The defense spending bill ready for final voting in Congress (S-1790) contains language to bar the Trump administration from taking further steps to carry out its planned breakup of OPM pending an outside review.

The provision reflects language in the original House version of the bill, although not the Senate version, opposing the planned further steps of sending to the GSA OPM’s operation of the federal retirement and insurance programs and its personnel consulting services for other agencies, while turning the remainder of OPM into a policy office of the OMB (the already-completed transfer of background investigation functions from OPM to DoD would not be affected).
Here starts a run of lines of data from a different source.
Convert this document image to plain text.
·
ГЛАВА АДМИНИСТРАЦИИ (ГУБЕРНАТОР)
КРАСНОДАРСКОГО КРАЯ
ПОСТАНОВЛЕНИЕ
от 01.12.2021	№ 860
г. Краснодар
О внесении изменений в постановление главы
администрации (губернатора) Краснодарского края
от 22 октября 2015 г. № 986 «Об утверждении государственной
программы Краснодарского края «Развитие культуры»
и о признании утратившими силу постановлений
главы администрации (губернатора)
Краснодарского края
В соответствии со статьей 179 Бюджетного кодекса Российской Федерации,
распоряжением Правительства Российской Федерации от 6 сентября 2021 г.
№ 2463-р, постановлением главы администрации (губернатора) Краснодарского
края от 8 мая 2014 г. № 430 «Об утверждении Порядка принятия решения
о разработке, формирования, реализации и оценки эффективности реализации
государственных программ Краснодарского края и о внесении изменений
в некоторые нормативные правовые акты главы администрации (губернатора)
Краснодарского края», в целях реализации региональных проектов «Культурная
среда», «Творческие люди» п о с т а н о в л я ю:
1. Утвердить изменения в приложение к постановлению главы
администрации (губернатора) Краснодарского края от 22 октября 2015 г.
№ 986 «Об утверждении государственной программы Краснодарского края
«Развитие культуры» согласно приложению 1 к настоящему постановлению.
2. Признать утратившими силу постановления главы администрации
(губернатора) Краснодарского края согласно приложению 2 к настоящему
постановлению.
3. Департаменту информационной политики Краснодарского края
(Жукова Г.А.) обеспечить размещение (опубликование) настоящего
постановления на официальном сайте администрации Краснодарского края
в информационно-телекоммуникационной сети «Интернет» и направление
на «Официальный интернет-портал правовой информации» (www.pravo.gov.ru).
The objections to moving operating divisions to the GSA mainly relate to the practical issues of assigning personnel functions to an agency primarily involved with procurement and real estate matters; the planned move of policy decisions to OMB, an arm of the White House, has raised concerns about politicization of the civil service.

Under the final version of the bill, the administration would be barred from “transferring, transitioning, merging, or consolidating any functions, responsibilities, information technology systems, staff, resources, or records” to either GSA or OMB pending a study of the sort that GAO, OPM’s own inspector general and many members of Congress have said would be needed before the planned further steps should even be considered.

The National Academy of Public Administration would be tasked with producing a study on “the full panoply of OPM missions and functions; the challenges associated with the Office’s execution of same; and options and recommended courses of action for addressing those challenges,” according to the congressional report on the bill.

The timing is not defined but such a wide-ranging study likely would consume many months. Afterward, the OPM would have six months to present “its views on the report, any recommendations for change in the structure, functions, responsibilities, and authorities of OPM, a business case analysis setting forth the operational efficiencies and cost savings associated with any such change, and a proposal for legislative or administrative actions required to effect the change proposed.” No reorganization could occur for at least 180 days after that and further would be “subject to the enactment of any legislation required.”

A recent report from the IG at OPM however raised concerns about the agency proceeding with some parts of its breakup plan despite getting explicit approval from Congress.

The inspector general’s office at OPM recently questioned the White House’s plan to break up the agency, saying it “remains concerned that many aspects of the proposed reorganization have not been fully documented.”